Pre-draft measurables
| Height | Weight |
|---|---|
| 6 ft 2+1⁄4 in (1.89 m) | 244 lb (111 kg) |

===Jacksonville Jaguars===
In the 2006 NFL season, Hawkins played in six games and had two sacks before he was placed on injured reserve with a season-ending groin injury. During that period, Hawkins became first Jaguars rookie to have a sack in back-to-back games since 2002.

In the 2007 NFL season, Hawkins saw action at both defensive end and on special teams. He finished the season with 14 tackles (12 solo), a career-high 3.5 sack, one fumble recovery and 14 QB pressures. His 3.5 sacks ranked third on team and helped the team to rank tied for fourth in the AFC with 37 sacks. In addition, he added nine special teams tackles.

The Jaguars released Hawkins on September 2, 2008.

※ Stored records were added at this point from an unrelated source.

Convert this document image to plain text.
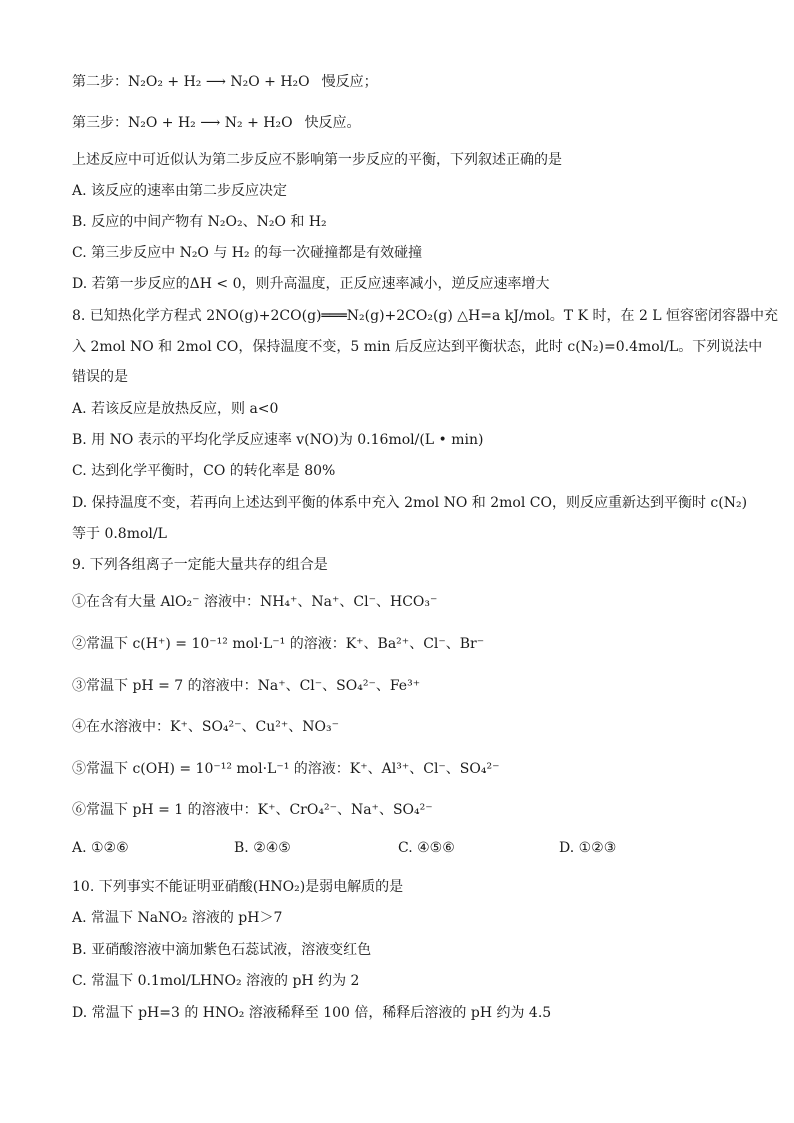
第二步：N₂O₂ + H₂ ⟶ N₂O + H₂O 慢反应；
第三步：N₂O + H₂ ⟶ N₂ + H₂O 快反应。
上述反应中可近似认为第二步反应不影响第一步反应的平衡，下列叙述正确的是
A. 该反应的速率由第二步反应决定
B. 反应的中间产物有 N₂O₂、N₂O 和 H₂
C. 第三步反应中 N₂O 与 H₂ 的每一次碰撞都是有效碰撞
D. 若第一步反应的ΔH < 0，则升高温度，正反应速率减小，逆反应速率增大
8. 已知热化学方程式 2NO(g)+2CO(g)═══N₂(g)+2CO₂(g) △H=a kJ/mol。T K 时，在 2 L 恒容密闭容器中充
入 2mol NO 和 2mol CO，保持温度不变，5 min 后反应达到平衡状态，此时 c(N₂)=0.4mol/L。下列说法中
错误的是
A. 若该反应是放热反应，则 a<0
B. 用 NO 表示的平均化学反应速率 v(NO)为 0.16mol/(L • min)
C. 达到化学平衡时，CO 的转化率是 80%
D. 保持温度不变，若再向上述达到平衡的体系中充入 2mol NO 和 2mol CO，则反应重新达到平衡时 c(N₂)
等于 0.8mol/L
9. 下列各组离子一定能大量共存的组合是
①在含有大量 AlO₂⁻ 溶液中：NH₄⁺、Na⁺、Cl⁻、HCO₃⁻
②常温下 c(H⁺) = 10⁻¹² mol·L⁻¹ 的溶液：K⁺、Ba²⁺、Cl⁻、Br⁻
③常温下 pH = 7 的溶液中：Na⁺、Cl⁻、SO₄²⁻、Fe³⁺
④在水溶液中：K⁺、SO₄²⁻、Cu²⁺、NO₃⁻
⑤常温下 c(OH) = 10⁻¹² mol·L⁻¹ 的溶液：K⁺、Al³⁺、Cl⁻、SO₄²⁻
⑥常温下 pH = 1 的溶液中：K⁺、CrO₄²⁻、Na⁺、SO₄²⁻
A. ①②⑥	B. ②④⑤	C. ④⑤⑥	D. ①②③
10. 下列事实不能证明亚硝酸(HNO₂)是弱电解质的是
A. 常温下 NaNO₂ 溶液的 pH＞7
B. 亚硝酸溶液中滴加紫色石蕊试液，溶液变红色
C. 常温下 0.1mol/LHNO₂ 溶液的 pH 约为 2
D. 常温下 pH=3 的 HNO₂ 溶液稀释至 100 倍，稀释后溶液的 pH 约为 4.5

===Saskatchewan Roughriders===
Hawkins was signed as a free agent by the Saskatchewan Roughriders of the Canadian Football League in April 2010. In his first season in the CFL Hawkins recorded 31 tackles and 3 sacks. Unfortunately, he suffered a right shoulder injury prior to the start of the 2011 CFL season which caused him to miss the entire season. On January 12, 2012, the Saskatchewan Roughriders announced that they had resigned Brent Hawkins. Hawkins played in 14 of the 18 regular season games during the 2012 CFL season. He was credited with 24 tackles, 4 sacks and 2 fumble recoveries. Entering the 2013 training camp Hawkins was still recovering from some scar tissue which had developed in his left shoulder following surgery. On May 15, 2013, the Roughriders announced that Hawkins was retiring from the CFL.

Brent Hawkins finished his CFL career with 27 games played, 55 tackles, 2 special teams tackles, 7 sacks, 4 fumble recoveries, and 1 defensive touchdown.